The vast audience laughed heartily at the befuddled language of Bottom, the weaver, and imagined themselves under the like spell of fantastic fairies.

The fifth and last act opens up with Theseus and his Amazonian Queen in the palace, prepared for the nuptial rites, and also the marriage of Lysander and Demetrius to their choice.

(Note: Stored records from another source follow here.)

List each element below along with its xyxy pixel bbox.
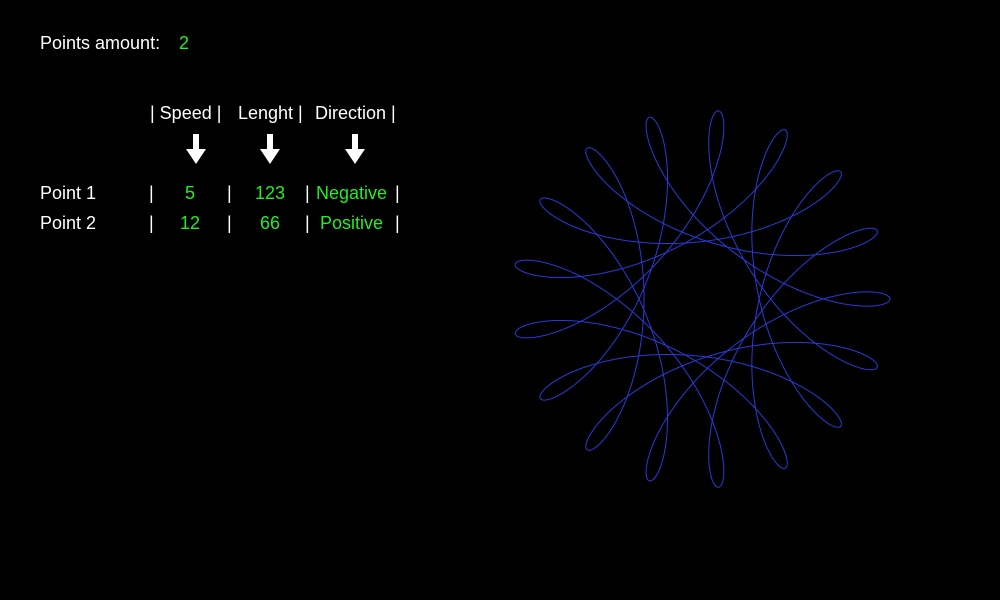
curve-path [514,110,891,488]
spirograph-curve [514,110,891,488]
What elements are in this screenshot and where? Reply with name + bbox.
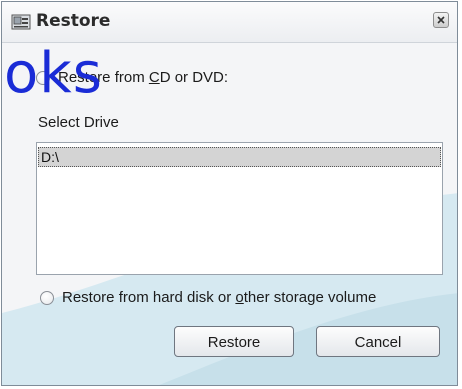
close-button[interactable] [433, 12, 449, 28]
title-bar[interactable]: Restore [2, 2, 457, 43]
restore-dialog: Restore oks Restore from CD or DVD: Sele… [1, 1, 458, 386]
drive-listbox[interactable]: D:\ [36, 142, 443, 275]
cancel-button[interactable]: Cancel [316, 326, 440, 357]
restore-app-icon [11, 14, 31, 30]
radio-hard-disk-label[interactable]: Restore from hard disk or other storage … [62, 289, 376, 306]
drive-list-item[interactable]: D:\ [38, 147, 441, 167]
close-icon [437, 16, 445, 24]
radio-hard-disk[interactable] [40, 291, 54, 305]
restore-button[interactable]: Restore [174, 326, 294, 357]
select-drive-label: Select Drive [38, 114, 119, 131]
window-title: Restore [36, 11, 111, 31]
watermark-text: oks [4, 41, 103, 106]
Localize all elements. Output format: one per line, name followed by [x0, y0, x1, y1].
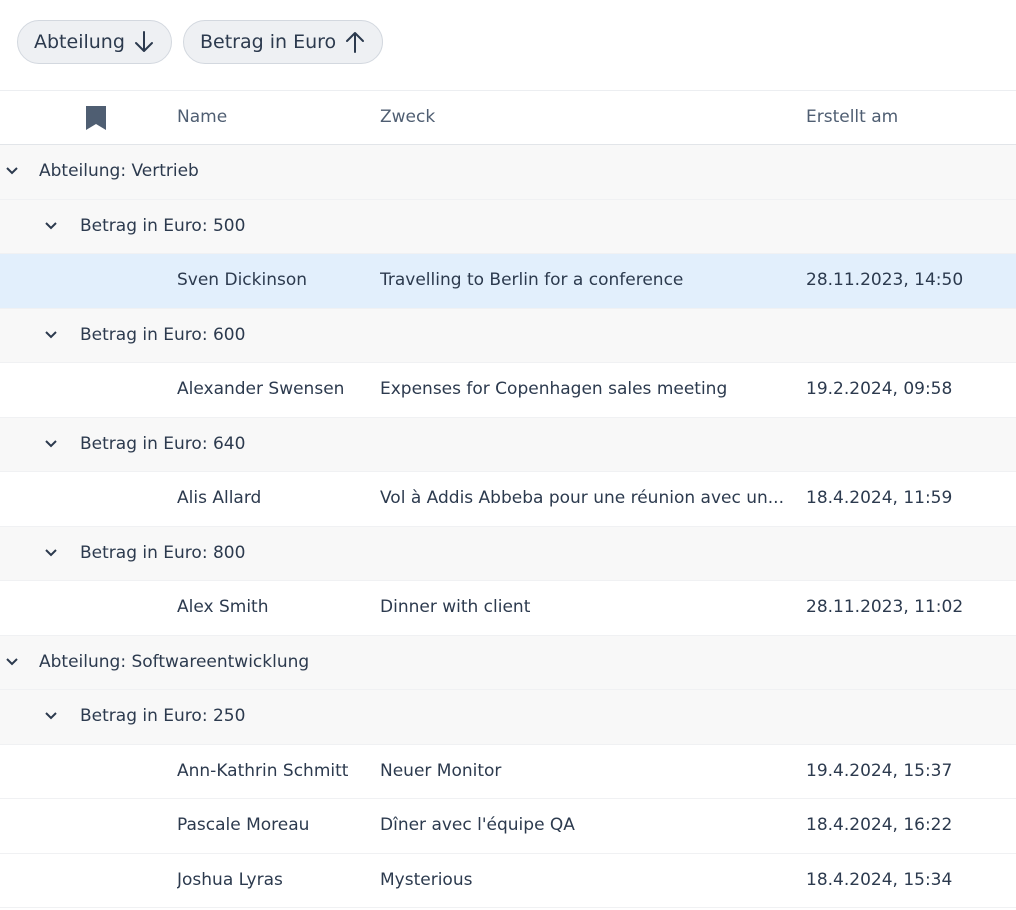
- cell-purpose: Neuer Monitor: [380, 760, 502, 781]
- table-row[interactable]: Alex Smith Dinner with client 28.11.2023…: [0, 581, 1016, 636]
- column-header-name[interactable]: Name: [177, 107, 227, 127]
- group-label: Betrag in Euro: 500: [80, 215, 246, 236]
- table-row[interactable]: Alis Allard Vol à Addis Abbeba pour une …: [0, 472, 1016, 527]
- group-label: Abteilung: Vertrieb: [39, 161, 199, 181]
- cell-name: Pascale Moreau: [177, 815, 310, 835]
- group-row-amount[interactable]: Betrag in Euro: 250: [0, 690, 1016, 745]
- cell-purpose: Dinner with client: [380, 597, 531, 617]
- chevron-down-icon[interactable]: [44, 437, 58, 451]
- group-row-department[interactable]: Abteilung: Vertrieb: [0, 145, 1016, 200]
- group-label: Betrag in Euro: 800: [80, 542, 246, 563]
- cell-name: Alis Allard: [177, 488, 262, 508]
- group-label: Betrag in Euro: 250: [80, 706, 246, 726]
- cell-created: 19.4.2024, 15:37: [806, 760, 953, 781]
- table-row[interactable]: Ann-Kathrin Schmitt Neuer Monitor 19.4.2…: [0, 744, 1016, 799]
- cell-name: Joshua Lyras: [177, 869, 283, 890]
- table-row[interactable]: Sven Dickinson Travelling to Berlin for …: [0, 254, 1016, 309]
- table-row[interactable]: Pascale Moreau Dîner avec l'équipe QA 18…: [0, 799, 1016, 854]
- cell-created: 28.11.2023, 14:50: [806, 270, 964, 290]
- chevron-down-icon[interactable]: [44, 328, 58, 342]
- group-label: Betrag in Euro: 600: [80, 324, 246, 345]
- group-label: Abteilung: Softwareentwicklung: [39, 651, 310, 672]
- sort-toolbar: Abteilung Betrag in Euro: [0, 0, 1016, 90]
- sort-chip-label: Abteilung: [34, 31, 125, 53]
- cell-purpose: Vol à Addis Abbeba pour une réunion avec…: [380, 488, 784, 508]
- cell-created: 19.2.2024, 09:58: [806, 379, 953, 399]
- table-body: Abteilung: Vertrieb Betrag in Euro: 500 …: [0, 145, 1016, 908]
- arrow-down-icon: [134, 31, 153, 52]
- cell-created: 18.4.2024, 16:22: [806, 815, 953, 835]
- sort-chip-label: Betrag in Euro: [200, 31, 337, 53]
- group-label: Betrag in Euro: 640: [80, 433, 246, 454]
- chevron-down-icon[interactable]: [44, 219, 58, 233]
- group-row-amount[interactable]: Betrag in Euro: 800: [0, 526, 1016, 581]
- cell-purpose: Expenses for Copenhagen sales meeting: [380, 379, 728, 399]
- arrow-up-icon: [346, 32, 365, 53]
- cell-name: Ann-Kathrin Schmitt: [177, 760, 349, 781]
- cell-purpose: Travelling to Berlin for a conference: [380, 270, 684, 290]
- group-row-department[interactable]: Abteilung: Softwareentwicklung: [0, 635, 1016, 690]
- chevron-down-icon[interactable]: [44, 546, 58, 560]
- chevron-down-icon[interactable]: [44, 709, 58, 723]
- cell-created: 28.11.2023, 11:02: [806, 597, 964, 617]
- column-header-created[interactable]: Erstellt am: [806, 107, 898, 127]
- group-row-amount[interactable]: Betrag in Euro: 600: [0, 308, 1016, 363]
- cell-created: 18.4.2024, 15:34: [806, 869, 953, 890]
- cell-purpose: Mysterious: [380, 869, 473, 890]
- sort-chip-amount[interactable]: Betrag in Euro: [183, 20, 383, 64]
- bookmark-icon[interactable]: [85, 105, 107, 131]
- table-header: Name Zweck Erstellt am: [0, 90, 1016, 145]
- column-header-purpose[interactable]: Zweck: [380, 107, 435, 127]
- sort-chip-department[interactable]: Abteilung: [17, 20, 172, 64]
- cell-name: Sven Dickinson: [177, 270, 308, 290]
- cell-name: Alex Smith: [177, 597, 269, 617]
- table-row[interactable]: Alexander Swensen Expenses for Copenhage…: [0, 363, 1016, 418]
- cell-name: Alexander Swensen: [177, 379, 345, 399]
- group-row-amount[interactable]: Betrag in Euro: 640: [0, 417, 1016, 472]
- chevron-down-icon[interactable]: [5, 164, 19, 178]
- group-row-amount[interactable]: Betrag in Euro: 500: [0, 199, 1016, 254]
- chevron-down-icon[interactable]: [5, 655, 19, 669]
- table-row[interactable]: Joshua Lyras Mysterious 18.4.2024, 15:34: [0, 853, 1016, 908]
- cell-created: 18.4.2024, 11:59: [806, 488, 953, 508]
- cell-purpose: Dîner avec l'équipe QA: [380, 815, 575, 835]
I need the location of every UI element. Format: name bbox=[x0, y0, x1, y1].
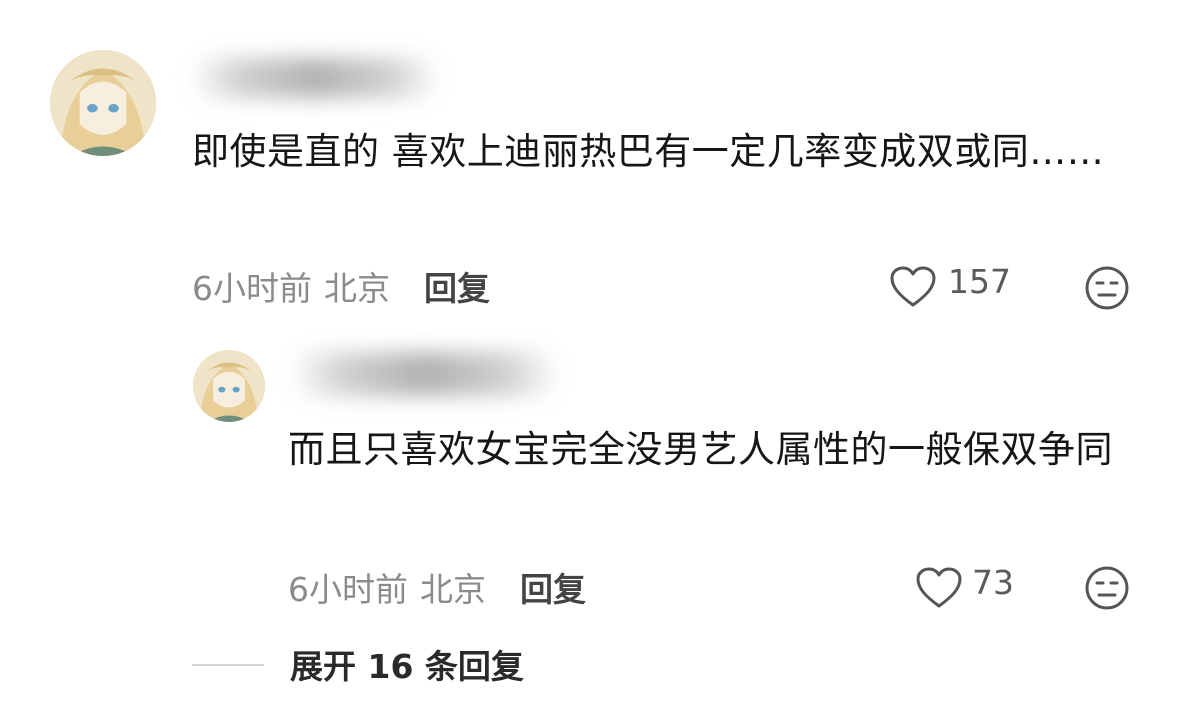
reply-text: 而且只喜欢女宝完全没男艺人属性的一般保双争同 bbox=[288, 428, 1113, 471]
reply-like-count: 73 bbox=[972, 563, 1014, 602]
expand-divider bbox=[192, 664, 264, 666]
avatar-illustration bbox=[50, 50, 156, 156]
comment-dislike-button[interactable] bbox=[1084, 265, 1130, 311]
heart-outline-icon bbox=[916, 567, 962, 608]
comment-meta: 6小时前 北京 回复 bbox=[192, 262, 490, 310]
meh-face-icon bbox=[1085, 566, 1129, 610]
reply-location: 北京 bbox=[420, 570, 486, 609]
comment-like-count: 157 bbox=[948, 262, 1011, 301]
comment-reply-button[interactable]: 回复 bbox=[424, 262, 490, 310]
commenter-avatar[interactable] bbox=[50, 50, 156, 156]
heart-outline-icon bbox=[890, 266, 936, 307]
expand-replies-button[interactable]: 展开 16 条回复 bbox=[290, 640, 524, 688]
reply-dislike-button[interactable] bbox=[1084, 565, 1130, 611]
avatar-illustration bbox=[193, 350, 265, 422]
comment-like-button[interactable] bbox=[889, 265, 937, 309]
reply-username-blurred[interactable] bbox=[290, 352, 560, 396]
meh-face-icon bbox=[1085, 266, 1129, 310]
comment-location: 北京 bbox=[324, 269, 390, 308]
reply-avatar[interactable] bbox=[193, 350, 265, 422]
comment-text: 即使是直的 喜欢上迪丽热巴有一定几率变成双或同…… bbox=[192, 130, 1105, 173]
username-blurred[interactable] bbox=[190, 58, 440, 98]
reply-like-button[interactable] bbox=[915, 566, 963, 610]
comment-time: 6小时前 bbox=[192, 269, 312, 308]
reply-meta: 6小时前 北京 回复 bbox=[288, 563, 586, 611]
reply-time: 6小时前 bbox=[288, 570, 408, 609]
reply-reply-button[interactable]: 回复 bbox=[520, 563, 586, 611]
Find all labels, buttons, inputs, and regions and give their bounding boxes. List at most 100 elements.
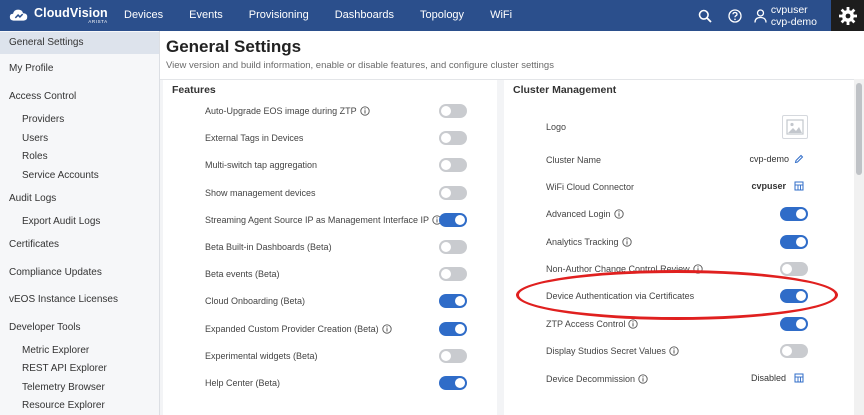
toggle-help-center-beta[interactable] xyxy=(439,376,467,390)
cluster-row: Device Decommission xyxy=(546,368,746,390)
info-icon[interactable] xyxy=(359,106,370,116)
toggle-streaming-agent-source-ip-as-management-interface-ip[interactable] xyxy=(439,212,467,227)
cluster-value-device-decommission: Disabled xyxy=(751,373,804,383)
sidebar-item-compliance-updates[interactable]: Compliance Updates xyxy=(0,264,159,282)
sidebar-item-general-settings[interactable]: General Settings xyxy=(0,32,159,54)
sidebar-item-rest-api-explorer[interactable]: REST API Explorer xyxy=(0,360,159,378)
toggle-auto-upgrade-eos-image-during-ztp[interactable] xyxy=(439,104,467,118)
cloudvision-logo-icon xyxy=(9,9,28,21)
sidebar-item-export-audit-logs[interactable]: Export Audit Logs xyxy=(0,213,159,231)
sidebar-item-audit-logs[interactable]: Audit Logs xyxy=(0,190,159,208)
page-description: View version and build information, enab… xyxy=(166,60,554,71)
nav-dashboards[interactable]: Dashboards xyxy=(322,0,407,31)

Theseus speaking of the strange conduct of lovers, delivers this great bit of philosophy:

"More strange than true, I never may believe
These antique fables, nor these fairy toys.
Lovers and madmen have such seething brains—
Such shaping fantasies, that apprehend
More than cool reason ever comprehends.
The lunatic, the lover and the poet,
Are of imagination all compact;
One sees more devils than vast hell can hold;
That is the madman; the lover all as frantic,
Sees Helen's beauty in a brow of Egypt;
The poet's eye, in a fine frenzy rolling,
Doth glance from heaven to earth, from earth to heaven,
And as imagination bodies forth
The forms of things unknown, the poet's pen
Turns them to shapes, and gives to airy nothing
A local habitation and a name!"

The play of Pyramus and Thisby is then introduced to the palace audience, when Bottom and his Athenian mechanics amuse Theseus and Hippolyta with their crude, rustic conception of love-making.

As the play proceeds Hippolyta remarks:

"This is the silliest stuff that I ever heard."

And Theseus says:

"The best in this kind are but shadows;
And the worst are no worse, if imagination amend them!"